What practical tool or mindset shift from your book Guided by Grief has resonated most with readers?
One of the themes that has resonated most with readers of Guided by Grief is the feeling of being less alone in their grief. Many people have shared that they found comfort in recognising that their emotions, questions, and even feelings of guilt are a normal part of navigating loss. The reminder that there is no “right” way to grieve and that everyone is doing the best they can with something incredibly difficult has been a powerful message.
Readers have also valued the practical tools and gentle guidance throughout the book and strategies that help them understand the grief process, cope with difficult emotions, and also support others who are grieving. I believe the combination of honest personal experiences, professional counselling knowledge, and different perspectives on grief creates a space that feels compassionate rather than clinical.

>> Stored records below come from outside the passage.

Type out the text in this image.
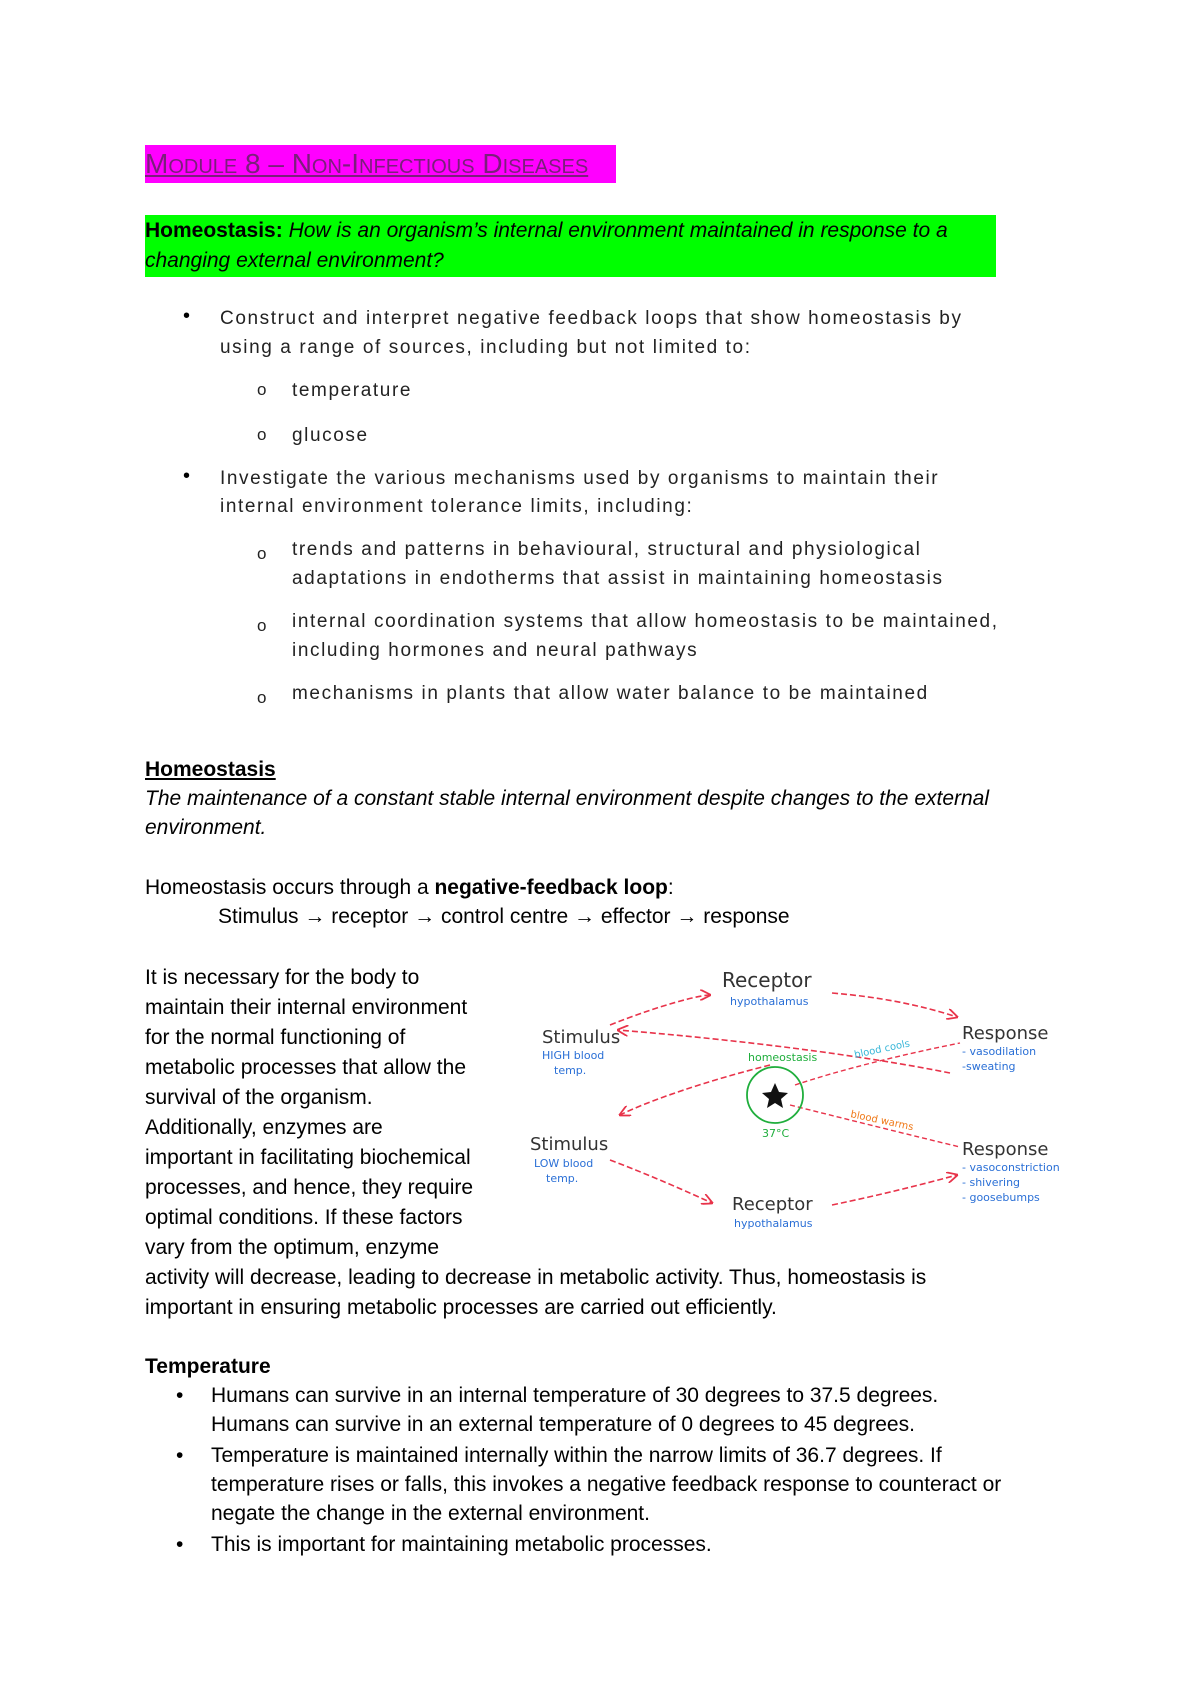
Module 8 – Non-Infectious Diseases
Homeostasis: How is an organism’s internal environment maintained in response to a
changing external environment?
• Construct and interpret negative feedback loops that show homeostasis by
using a range of sources, including but not limited to:
o temperature
o glucose
• Investigate the various mechanisms used by organisms to maintain their
internal environment tolerance limits, including:
o trends and patterns in behavioural, structural and physiological
adaptations in endotherms that assist in maintaining homeostasis
o internal coordination systems that allow homeostasis to be maintained,
including hormones and neural pathways
o mechanisms in plants that allow water balance to be maintained
Homeostasis
The maintenance of a constant stable internal environment despite changes to the external
environment.
Homeostasis occurs through a negative-feedback loop:
Stimulus → receptor → control centre → effector → response
It is necessary for the body to
maintain their internal environment
for the normal functioning of
metabolic processes that allow the
survival of the organism.
Additionally, enzymes are
important in facilitating biochemical
processes, and hence, they require
optimal conditions. If these factors
vary from the optimum, enzyme
activity will decrease, leading to decrease in metabolic activity. Thus, homeostasis is
important in ensuring metabolic processes are carried out efficiently.
Receptor
hypothalamus
Stimulus
HIGH blood
temp.
Response
- vasodilation
-sweating
homeostasis
37°C
blood cools
blood warms
Stimulus
LOW blood
temp.
Receptor
hypothalamus
Response
- vasoconstriction
- shivering
- goosebumps
Temperature
• Humans can survive in an internal temperature of 30 degrees to 37.5 degrees.
Humans can survive in an external temperature of 0 degrees to 45 degrees.
• Temperature is maintained internally within the narrow limits of 36.7 degrees. If
temperature rises or falls, this invokes a negative feedback response to counteract or
negate the change in the external environment.
• This is important for maintaining metabolic processes.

My hope was to create something meaningful and relatable: a safe place where people feel understood, can be kinder to themselves, and are reminded that they are not alone. Grief touches every one of us at some point, so I believe these conversations and insights can benefit everyone.
What does compassionate communication look like when someone is facing a significant loss?

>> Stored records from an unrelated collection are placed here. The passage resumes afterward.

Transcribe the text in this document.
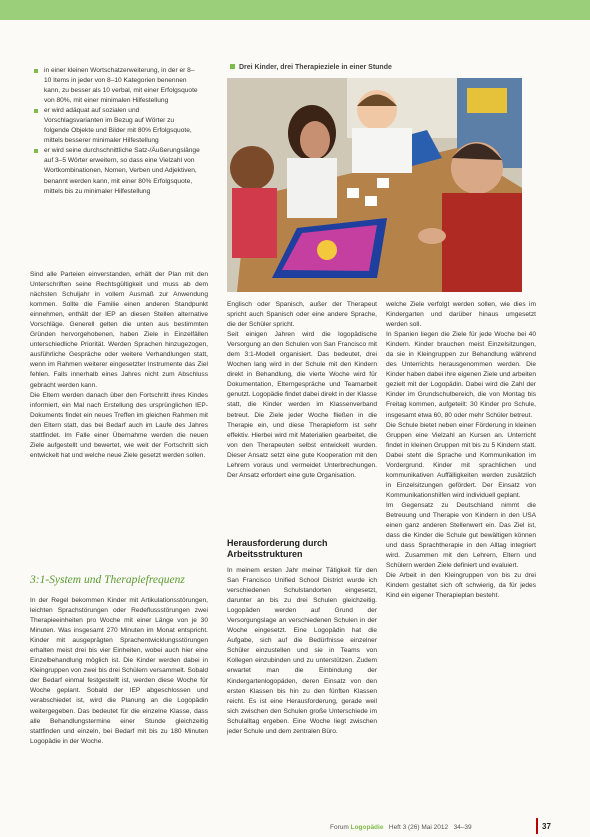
in einer kleinen Wortschatzerweiterung, in der er 8–10 Items in jeder von 8–10 Kategorien benennen kann, zu besser als 10 verbal, mit einer Erfolgsquote von 80%, mit einer minimalen Hilfestellung
er wird adäquat auf sozialen und Vorschlagsvarianten im Bezug auf Wörter zu folgende Objekte und Bilder mit 80% Erfolgsquote, mittels besserer minimaler Hilfestellung
er wird seine durchschnittliche Satz-/Äußerungslänge auf 3–5 Wörter erweitern, so dass eine Vielzahl von Wortkombinationen, Nomen, Verben und Adjektiven, benannt werden kann, mit einer 80% Erfolgsquote, mittels bis zu minimaler Hilfestellung

Sind alle Parteien einverstanden, erhält der Plan mit den Unterschriften seine Rechtsgültigkeit und muss ab dem nächsten Schuljahr in vollem Ausmaß zur Anwendung kommen. Sollte die Familie einen anderen Standpunkt einnehmen, enthält der IEP an diesen Stellen alternative Vorschläge. Generell gelten die unten aus bestimmten Gründen hervorgehobenen, haben Ziele in Einzelfällen unterschiedliche Priorität. Werden Sprachen hinzugezogen, ausführliche Gespräche oder weitere Verhandlungen statt, wenn im Rahmen weiterer eingesetzter Instrumente das Ziel fehlen. Falls innerhalb eines Jahres nicht zum Abschluss gebracht werden kann.

Die Eltern werden danach über den Fortschritt ihres Kindes informiert, ein Mal nach Erstellung des ursprünglichen IEP-Dokuments findet ein neues Treffen im gleichen Rahmen mit den Eltern statt, das bei Bedarf auch im Laufe des Jahres stattfindet. Im Falle einer Übernahme werden die neuen Ziele aufgestellt und bewertet, wie weit der Fortschritt sich entwickelt hat und welche neue Ziele gesetzt werden sollen.

3:1-System und Therapiefrequenz

In der Regel bekommen Kinder mit Artikulationsstörungen, leichten Sprachstörungen oder Redeflussstörungen zwei Therapieeinheiten pro Woche mit einer Länge von je 30 Minuten. Was insgesamt 270 Minuten im Monat entspricht. Kinder mit ausgeprägten Sprachentwicklungsstörungen erhalten meist drei bis vier Einheiten, wobei auch hier eine Einzelbehandlung möglich ist. Die Kinder werden dabei in Kleingruppen von zwei bis drei Schülern versammelt. Sobald der Bedarf einmal festgestellt ist, werden diese Woche für Woche geplant. Sobald der IEP abgeschlossen und verabschiedet ist, wird die Planung an die Logopädin weitergegeben. Das bedeutet für die einzelne Klasse, dass alle Behandlungstermine einer Stunde gleichzeitig stattfinden und einzeln, bei Bedarf mit bis zu 180 Minuten Logopädie in der Woche.

Drei Kinder, drei Therapieziele in einer Stunde

Englisch oder Spanisch, außer der Therapeut spricht auch Spanisch oder eine andere Sprache, die der Schüler spricht.

Seit einigen Jahren wird die logopädische Versorgung an den Schulen von San Francisco mit dem 3:1-Modell organisiert. Das bedeutet, drei Wochen lang wird in der Schule mit den Kindern direkt in Behandlung, die vierte Woche wird für Dokumentation, Elterngespräche und Teamarbeit genutzt. Logopädie findet dabei direkt in der Klasse statt, die Kinder werden im Klassenverband betreut. Die Ziele jeder Woche fließen in die Therapie ein, und diese Therapieform ist sehr effektiv. Hierbei wird mit Materialien gearbeitet, die von den Therapeuten selbst entwickelt wurden. Dieser Ansatz setzt eine gute Kooperation mit den Lehrern voraus und vermeidet Unterbrechungen. Der Ansatz erfordert eine gute Organisation.

Herausforderung durch Arbeitsstrukturen

In meinem ersten Jahr meiner Tätigkeit für den San Francisco Unified School District wurde ich verschiedenen Schulstandorten eingesetzt, darunter an bis zu drei Schulen gleichzeitig. Logopäden werden auf Grund der Versorgungslage an verschiedenen Schulen in der Woche eingesetzt. Eine Logopädin hat die Aufgabe, sich auf die Bedürfnisse einzelner Schüler einzustellen und sie in Teams von Kollegen einzubinden und zu unterstützen. Zudem erwartet man die Einbindung der Kindergartenlogopäden, deren Einsatz von den ersten Klassen bis hin zu den fünften Klassen reicht. Es ist eine Herausforderung, gerade weil sich zwischen den Schulen große Unterschiede im Schulalltag ergeben. Eine Woche liegt zwischen jeder Schule und dem zentralen Büro.

welche Ziele verfolgt werden sollen, wie dies im Kindergarten und darüber hinaus umgesetzt werden soll.

In Spanien liegen die Ziele für jede Woche bei 40 Kindern. Kinder brauchen meist Einzelsitzungen, da sie in Kleingruppen zur Behandlung während des Unterrichts herausgenommen werden. Die Kinder haben dabei ihre eigenen Ziele und arbeiten gezielt mit der Logopädin. Dabei wird die Zahl der Kinder im Grundschulbereich, die von Montag bis Freitag kommen, aufgeteilt: 30 Kinder pro Schule, insgesamt etwa 60, 80 oder mehr Schüler betreut.

Die Schule bietet neben einer Förderung in kleinen Gruppen eine Vielzahl an Kursen an. Unterricht findet in kleinen Gruppen mit bis zu 5 Kindern statt. Dabei steht die Sprache und Kommunikation im Vordergrund. Kinder mit sprachlichen und kommunikativen Auffälligkeiten werden zusätzlich in Einzelsitzungen gefördert. Der Einsatz von Kommunikationshilfen wird individuell geplant.

Im Gegensatz zu Deutschland nimmt die Betreuung und Therapie von Kindern in den USA einen ganz anderen Stellenwert ein. Das Ziel ist, dass die Kinder die Schule gut bewältigen können und dass Sprachtherapie in den Alltag integriert wird. Zusammen mit den Lehrern, Eltern und Schülern werden Ziele definiert und evaluiert.

Die Arbeit in den Kleingruppen von bis zu drei Kindern gestaltet sich oft schwierig, da für jedes Kind ein eigener Therapieplan besteht.

Forum Logopädie Heft 3 (26) Mai 2012 34–39	37
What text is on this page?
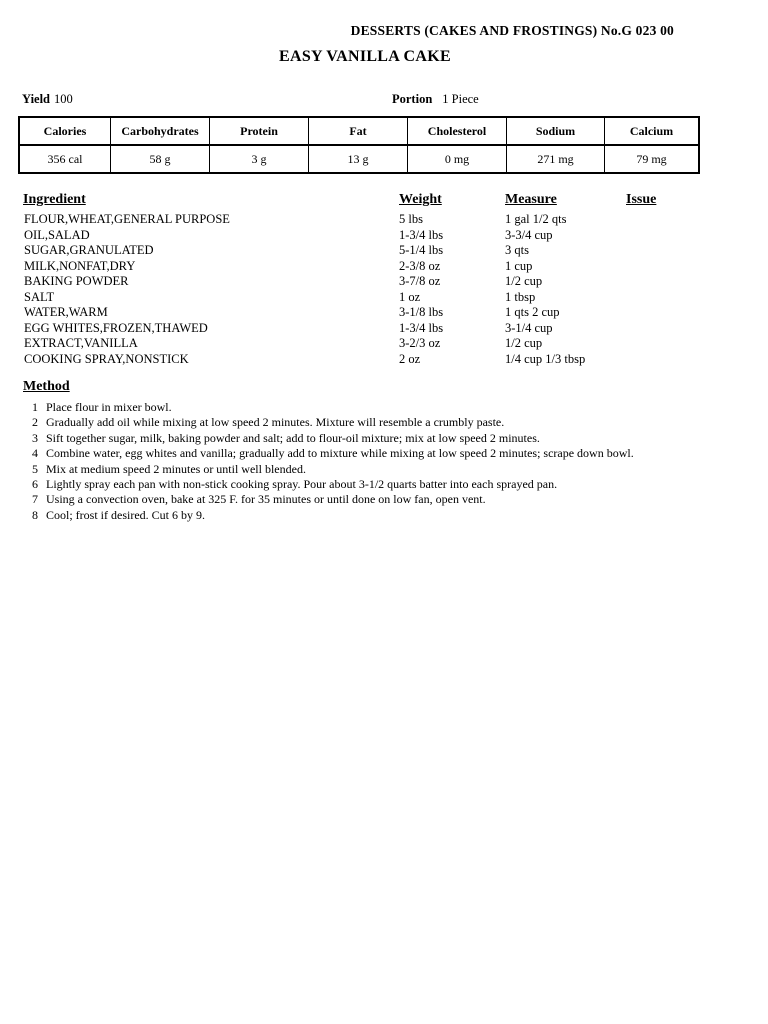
DESSERTS (CAKES AND FROSTINGS) No.G 023 00
EASY VANILLA CAKE
Yield 100	Portion 1 Piece
Calories	Carbohydrates	Protein	Fat	Cholesterol	Sodium	Calcium
356 cal	58 g	3 g	13 g	0 mg	271 mg	79 mg
Ingredient	Weight	Measure	Issue
FLOUR,WHEAT,GENERAL PURPOSE	5 lbs	1 gal 1/2 qts
OIL,SALAD	1-3/4 lbs	3-3/4 cup
SUGAR,GRANULATED	5-1/4 lbs	3 qts
MILK,NONFAT,DRY	2-3/8 oz	1 cup
BAKING POWDER	3-7/8 oz	1/2 cup
SALT	1 oz	1 tbsp
WATER,WARM	3-1/8 lbs	1 qts 2 cup
EGG WHITES,FROZEN,THAWED	1-3/4 lbs	3-1/4 cup
EXTRACT,VANILLA	3-2/3 oz	1/2 cup
COOKING SPRAY,NONSTICK	2 oz	1/4 cup 1/3 tbsp
Method
1 Place flour in mixer bowl.
2 Gradually add oil while mixing at low speed 2 minutes. Mixture will resemble a crumbly paste.
3 Sift together sugar, milk, baking powder and salt; add to flour-oil mixture; mix at low speed 2 minutes.
4 Combine water, egg whites and vanilla; gradually add to mixture while mixing at low speed 2 minutes; scrape down bowl.
5 Mix at medium speed 2 minutes or until well blended.
6 Lightly spray each pan with non-stick cooking spray. Pour about 3-1/2 quarts batter into each sprayed pan.
7 Using a convection oven, bake at 325 F. for 35 minutes or until done on low fan, open vent.
8 Cool; frost if desired. Cut 6 by 9.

Compassionate communication begins with presence, empathy, and a willingness to meet someone where they are. When someone is facing a significant loss, they don't necessarily need us to have the perfect words or to take away their pain; they need to feel heard, seen, and supported. Often, the most meaningful thing we can do is acknowledge their loss, listen without judgement, and allow them the space to express whatever emotions arise.
It means moving away from phrases that unintentionally minimise someone's experience and instead offering simple, genuine reassurance, such as “I’m here for you” or “I’m thinking of you.” It also means understanding that grief can look different from day to day and respecting that everyone processes loss in their own way.
Compassionate communication is about creating safety. It is being comfortable with silence, asking what someone needs, and continuing to show up beyond the immediate aftermath of a loss. A kind conversation, rooted in empathy and patience, can remind someone that they do not have to navigate grief alone.
If there is one message you would like every grieving person to hear, what would it be?
If there is one message I would want every grieving person to hear, it is this: you are not alone, and your experience is valid. Grief can feel incredibly isolating, especially when the emotions you are experiencing feel unexpected or difficult to explain. It is important to remember that there is no one single way to grieve and no two people will experience loss in the same way.
Grief can bring a complicated mix of emotions, including sadness, anger, guilt, confusion, and sometimes even relief. These feelings can be surprising and may leave people questioning themselves, but they are all part of the human response to loss. Every emotion is carrying information about your relationship, your experience, and your journey.
You do not need to compare your grief to anyone else’s or feel pressured to move through it in a certain time or way. Be patient and compassionate with yourself. Healing does not mean forgetting or leaving someone behind; it means learning to carry your love and your loss as you continue to live.